Harga dan kinerja produk substitusi berpotensi tinggi karena pelanggan dapat
memilih perusahaan kontraktor dengan harga dan kinerja yang lebih memuaskan.
Produk substitusi dapat memberikan dampak penurunan harga dan perbaikan
kinerja terhadap persaingan dengan PTPP. Oleh karena itu, harga dan kinerja yang
dimiliki produk substitusi terhadap PTPP saat ini akan membuat ancaman produk
substitusi tinggi sehingga indikator harga dan kinerja produk substitusi dikatakan
tinggi.
b. Kecenderungan pembeli terhadap produk substitusi (Buyer Price Sensitivity)
Ancaman produk substitusi dapat muncul ketika produk substitusi menawarkan
harga yang lebih baik dan produk tersebut memiliki reputasi yang baik karena
memilih dan membeli produk adalah keputusan dari pembeli. Produk substitusi
memiliki penawaran harga yang lebih rendah daripada perusahaan dan pembeli
lebih memilih perusahaan daripada produk substitusi. Penawaran harga yang lebih
rendah dari produk substitusi karena produk substitusi tidak memiliki biaya yang
lebih banyak dari perusahaan seperti biaya peralatan yang memadai.
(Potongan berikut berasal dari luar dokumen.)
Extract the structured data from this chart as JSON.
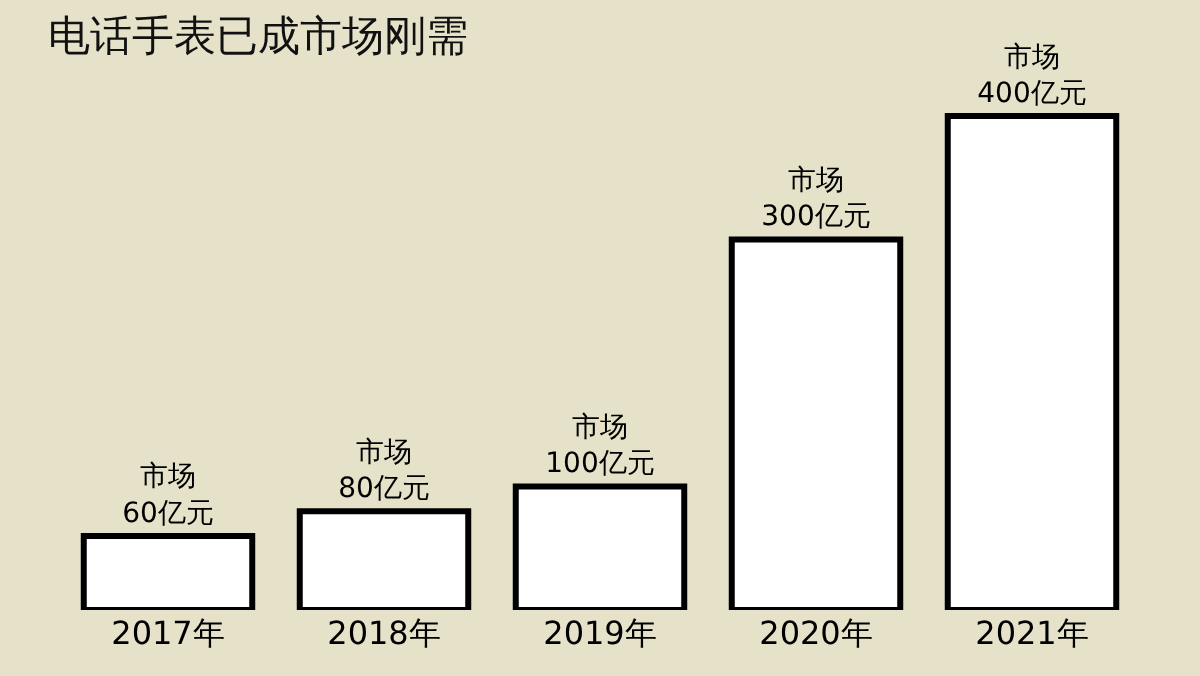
{
  "chart_data": {
    "type": "bar",
    "title": "电话手表已成市场刚需",
    "categories": [
      "2017年",
      "2018年",
      "2019年",
      "2020年",
      "2021年"
    ],
    "values": [
      60,
      80,
      100,
      300,
      400
    ],
    "value_labels": [
      "市场\n60亿元",
      "市场\n80亿元",
      "市场\n100亿元",
      "市场\n300亿元",
      "市场\n400亿元"
    ],
    "color": "#ffffff",
    "grid": false
  }
}
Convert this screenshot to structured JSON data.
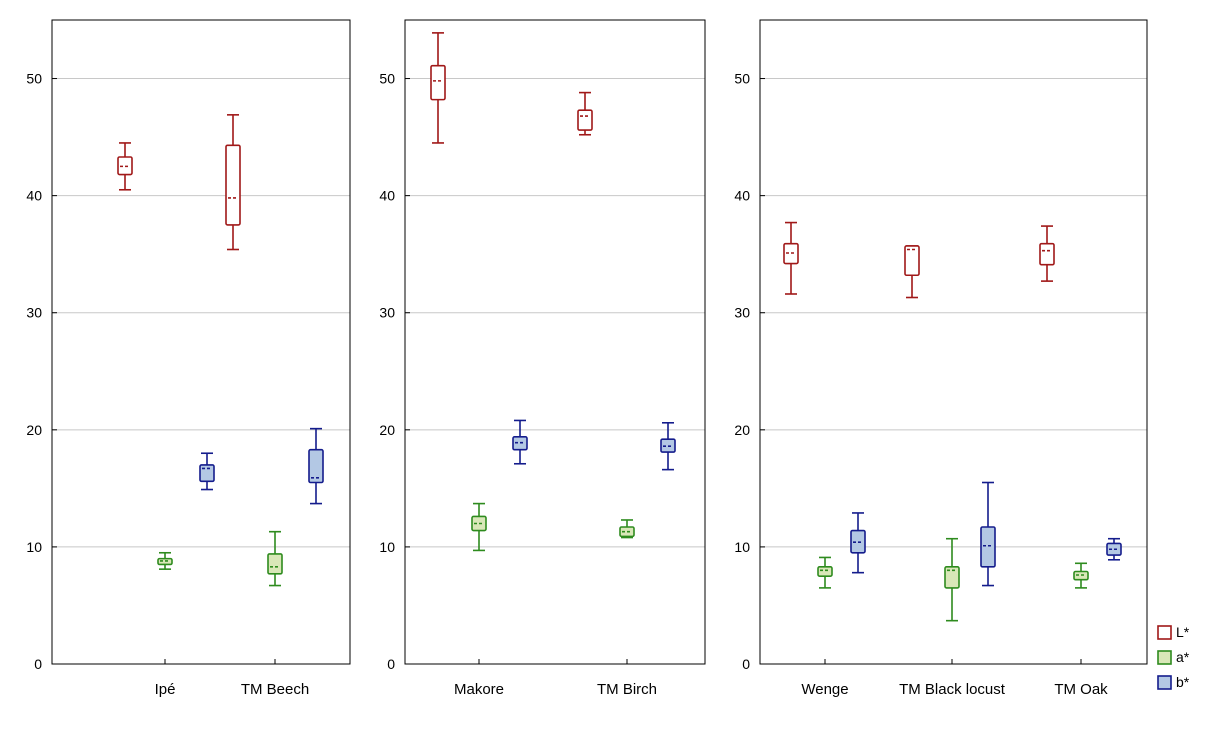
{
  "chart_data": [
    {
      "type": "box",
      "panel": "left",
      "ylim": [
        0,
        55
      ],
      "yticks": [
        0,
        10,
        20,
        30,
        40,
        50
      ],
      "grid": true,
      "categories": [
        "Ipé",
        "TM Beech"
      ],
      "series": [
        {
          "name": "L*",
          "boxes": [
            {
              "min": 40.5,
              "q1": 41.8,
              "median": 42.5,
              "q3": 43.3,
              "max": 44.5
            },
            {
              "min": 35.4,
              "q1": 37.5,
              "median": 39.8,
              "q3": 44.3,
              "max": 46.9
            }
          ]
        },
        {
          "name": "a*",
          "boxes": [
            {
              "min": 8.1,
              "q1": 8.5,
              "median": 8.8,
              "q3": 9.0,
              "max": 9.5
            },
            {
              "min": 6.7,
              "q1": 7.7,
              "median": 8.3,
              "q3": 9.4,
              "max": 11.3
            }
          ]
        },
        {
          "name": "b*",
          "boxes": [
            {
              "min": 14.9,
              "q1": 15.6,
              "median": 16.7,
              "q3": 17.0,
              "max": 18.0
            },
            {
              "min": 13.7,
              "q1": 15.5,
              "median": 15.9,
              "q3": 18.3,
              "max": 20.1
            }
          ]
        }
      ]
    },
    {
      "type": "box",
      "panel": "middle",
      "ylim": [
        0,
        55
      ],
      "yticks": [
        0,
        10,
        20,
        30,
        40,
        50
      ],
      "grid": true,
      "categories": [
        "Makore",
        "TM Birch"
      ],
      "series": [
        {
          "name": "L*",
          "boxes": [
            {
              "min": 44.5,
              "q1": 48.2,
              "median": 49.8,
              "q3": 51.1,
              "max": 53.9
            },
            {
              "min": 45.2,
              "q1": 45.6,
              "median": 46.8,
              "q3": 47.3,
              "max": 48.8
            }
          ]
        },
        {
          "name": "a*",
          "boxes": [
            {
              "min": 9.7,
              "q1": 11.4,
              "median": 12.0,
              "q3": 12.6,
              "max": 13.7
            },
            {
              "min": 10.8,
              "q1": 10.9,
              "median": 11.3,
              "q3": 11.7,
              "max": 12.3
            }
          ]
        },
        {
          "name": "b*",
          "boxes": [
            {
              "min": 17.1,
              "q1": 18.3,
              "median": 18.9,
              "q3": 19.4,
              "max": 20.8
            },
            {
              "min": 16.6,
              "q1": 18.1,
              "median": 18.6,
              "q3": 19.2,
              "max": 20.6
            }
          ]
        }
      ]
    },
    {
      "type": "box",
      "panel": "right",
      "ylim": [
        0,
        55
      ],
      "yticks": [
        0,
        10,
        20,
        30,
        40,
        50
      ],
      "grid": true,
      "categories": [
        "Wenge",
        "TM Black locust",
        "TM Oak"
      ],
      "series": [
        {
          "name": "L*",
          "boxes": [
            {
              "min": 31.6,
              "q1": 34.2,
              "median": 35.1,
              "q3": 35.9,
              "max": 37.7
            },
            {
              "min": 31.3,
              "q1": 33.2,
              "median": 35.4,
              "q3": 35.7,
              "max": 35.7
            },
            {
              "min": 32.7,
              "q1": 34.1,
              "median": 35.3,
              "q3": 35.9,
              "max": 37.4
            }
          ]
        },
        {
          "name": "a*",
          "boxes": [
            {
              "min": 6.5,
              "q1": 7.5,
              "median": 8.0,
              "q3": 8.3,
              "max": 9.1
            },
            {
              "min": 3.7,
              "q1": 6.5,
              "median": 8.0,
              "q3": 8.3,
              "max": 10.7
            },
            {
              "min": 6.5,
              "q1": 7.2,
              "median": 7.6,
              "q3": 7.9,
              "max": 8.6
            }
          ]
        },
        {
          "name": "b*",
          "boxes": [
            {
              "min": 7.8,
              "q1": 9.5,
              "median": 10.4,
              "q3": 11.4,
              "max": 12.9
            },
            {
              "min": 6.7,
              "q1": 8.3,
              "median": 10.1,
              "q3": 11.7,
              "max": 15.5
            },
            {
              "min": 8.9,
              "q1": 9.3,
              "median": 9.8,
              "q3": 10.3,
              "max": 10.7
            }
          ]
        }
      ]
    }
  ],
  "legend": {
    "position": "bottom-right",
    "items": [
      {
        "label": "L*",
        "stroke": "#a01818",
        "fill": "#ffffff"
      },
      {
        "label": "a*",
        "stroke": "#2e8b1e",
        "fill": "#d9e7b8"
      },
      {
        "label": "b*",
        "stroke": "#141c8c",
        "fill": "#b3c8e4"
      }
    ]
  },
  "colors": {
    "L*": {
      "stroke": "#a01818",
      "fill": "#ffffff"
    },
    "a*": {
      "stroke": "#2e8b1e",
      "fill": "#d9e7b8"
    },
    "b*": {
      "stroke": "#141c8c",
      "fill": "#b3c8e4"
    },
    "grid": "#c8c8c8",
    "axis": "#000000"
  }
}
Pembeli lebih
memilih produk daripada perusahaan substitusi di Indonesia karena ketersediaan
dari perusahaan substitusi di Indonesia banyak ditemukan. PTPP mengatasi
pembeli tersebut dengan menjaga kualitas, relasi, dan tenaga ahli untuk pembeli
agar tetap memilih perusahaan sehingga kecenderungan pembeli lebih kepada
produk. Oleh karena itu, ancaman perusahaan substitusi dari indikator
kecenderungan pembeli terhadap produk substitusi dikatakan tinggi.